Les experts en cybersécurité ont récemment découvert une base de données contenant plus de 149 millions de noms d’utilisateur et mots de passe, laissée largement accessible sur Internet.
Cette fuite massive de données n’était même pas protégée par un mot de passe ou toute forme de chiffrement, et quiconque avec un navigateur web aurait pu y accéder.
Parmi les millions d’enregistrements, les chercheurs ont identifié des centaines de milliers de connexions spécifiquement liées à Binance, la plus grande plateforme d’échange de cryptomonnaies au monde.
La source de cette montagne de données est un type de logiciel connu sous le nom d’« infostealer ».
Ce n’est pas comme les virus traditionnels qui pourraient ralentir votre ordinateur. Au contraire, il est conçu pour être silencieux. Ils se cachent en arrière-plan et surveillent tout ce que vous faites.
🚨 ALERTE : Environ 149 millions d’identifiants utilisateur ont été exposés dans un dump massif de données d’infostealer, y compris 420K connexions liées à @binance.
Important : Cela a été causé par des appareils infectés par un malware, et non par une violation de Binance. pic.twitter.com/okAmIuHZ8l
— Crypto Jist (@CryptoJistHQ) 26 janvier 2026
Ils peuvent enregistrer vos frappes clavier, prendre des captures d’écran de votre bureau et même voler les « cookies » qui maintiennent les utilisateurs connectés à vos sites préférés. Cela permet aux hackers de contourner toute mesure de sécurité sans que l’utilisateur ne s’en rende compte.
Le chercheur Jeremiah Fowler a découvert le fichier de 96 gigaoctets et a noté qu’il contenait plusieurs comptes, dont 48 millions de comptes Gmail et 17 millions de connexions Facebook.
Il y avait même environ 420 000 comptes Binance, ce qui montre que les utilisateurs de cryptomonnaies sont la cible principale. De plus, puisque cette fuite de données provient d’un malware sur des appareils personnels, cela signifie que les hackers ont pu récupérer l’information directement à la source.
Beaucoup de ces infections se produisent lorsque des personnes essaient de télécharger des versions gratuites de logiciels payants ou des « cheats » pour des jeux vidéo populaires.
L’année dernière seulement, les sociétés de sécurité ont signalé une augmentation des malwares déguisés en scripts Roblox ou en cracks de jeux.
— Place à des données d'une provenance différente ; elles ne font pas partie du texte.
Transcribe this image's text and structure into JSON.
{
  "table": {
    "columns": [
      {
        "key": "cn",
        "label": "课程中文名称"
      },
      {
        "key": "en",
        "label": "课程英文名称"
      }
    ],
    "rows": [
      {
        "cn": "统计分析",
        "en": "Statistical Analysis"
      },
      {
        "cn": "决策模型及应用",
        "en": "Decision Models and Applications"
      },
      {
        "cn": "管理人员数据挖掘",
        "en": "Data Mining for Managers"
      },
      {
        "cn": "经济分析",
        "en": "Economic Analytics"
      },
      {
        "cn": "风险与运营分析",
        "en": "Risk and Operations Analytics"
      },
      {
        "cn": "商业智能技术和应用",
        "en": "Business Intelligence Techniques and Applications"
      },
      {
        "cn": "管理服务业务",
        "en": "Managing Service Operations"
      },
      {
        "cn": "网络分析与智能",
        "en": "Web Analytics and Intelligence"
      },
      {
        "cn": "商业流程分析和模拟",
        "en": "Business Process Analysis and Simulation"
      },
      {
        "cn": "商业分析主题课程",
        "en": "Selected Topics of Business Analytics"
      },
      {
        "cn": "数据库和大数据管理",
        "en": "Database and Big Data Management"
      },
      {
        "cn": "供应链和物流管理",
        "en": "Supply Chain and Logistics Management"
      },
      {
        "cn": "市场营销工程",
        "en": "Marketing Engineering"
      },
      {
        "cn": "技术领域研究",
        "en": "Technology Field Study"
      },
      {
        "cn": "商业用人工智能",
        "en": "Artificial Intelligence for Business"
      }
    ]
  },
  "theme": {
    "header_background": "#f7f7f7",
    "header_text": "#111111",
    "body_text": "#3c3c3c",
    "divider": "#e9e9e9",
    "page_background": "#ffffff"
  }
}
Les utilisateurs pensent obtenir un raccourci pour leur jeu préféré, mais ils installent en réalité un espion numérique.
Une fois activé, le malware se met au travail, recherchant des extensions de portefeuilles crypto comme MetaMask et Phantom, ainsi que la cryptomonnaie qu’elles contiennent.
Un autre fait inquiétant est que ce malware ne se soucie pas du type de navigateur, car il peut cibler Chrome, Firefox, Edge et même des navigateurs axés sur la confidentialité comme Brave.
Il prétend être un fichier légitime et contourne les vérifications de sécurité de base sur lesquelles beaucoup comptent. C’est pourquoi télécharger des logiciels depuis des sources non officielles est l’un des plus grands risques qu’un investisseur en cryptomonnaies puisse prendre aujourd’hui.
La meilleure défense contre les infostealers est d’adopter une mentalité de « prévention d’abord ».
Les experts en sécurité recommandent aux utilisateurs de s’éloigner des mots de passe simples et de privilégier l’authentification basée sur du matériel. Des outils comme YubiKeys ou la connexion biométrique sont beaucoup plus difficiles à contourner pour un malware, car ils nécessitent un accès physique à un appareil.
En d’autres termes, si un hacker ne dispose que du mot de passe d’un utilisateur suite à une fuite de données, il butera contre un mur lorsque le système demandera une clé de sécurité physique.
Dans cette optique, les traders et investisseurs doivent également se méfier des attaques de « credential stuffing ».
Cela se produit lorsqu’un hacker utilise un mot de passe volé d’un site (comme Netflix) et l’essaie sur tous les autres sites qu’un utilisateur pourrait utiliser. En résumé, les personnes qui réutilisent leurs mots de passe courent un risque accru suite à une seule fuite chez une petite entreprise.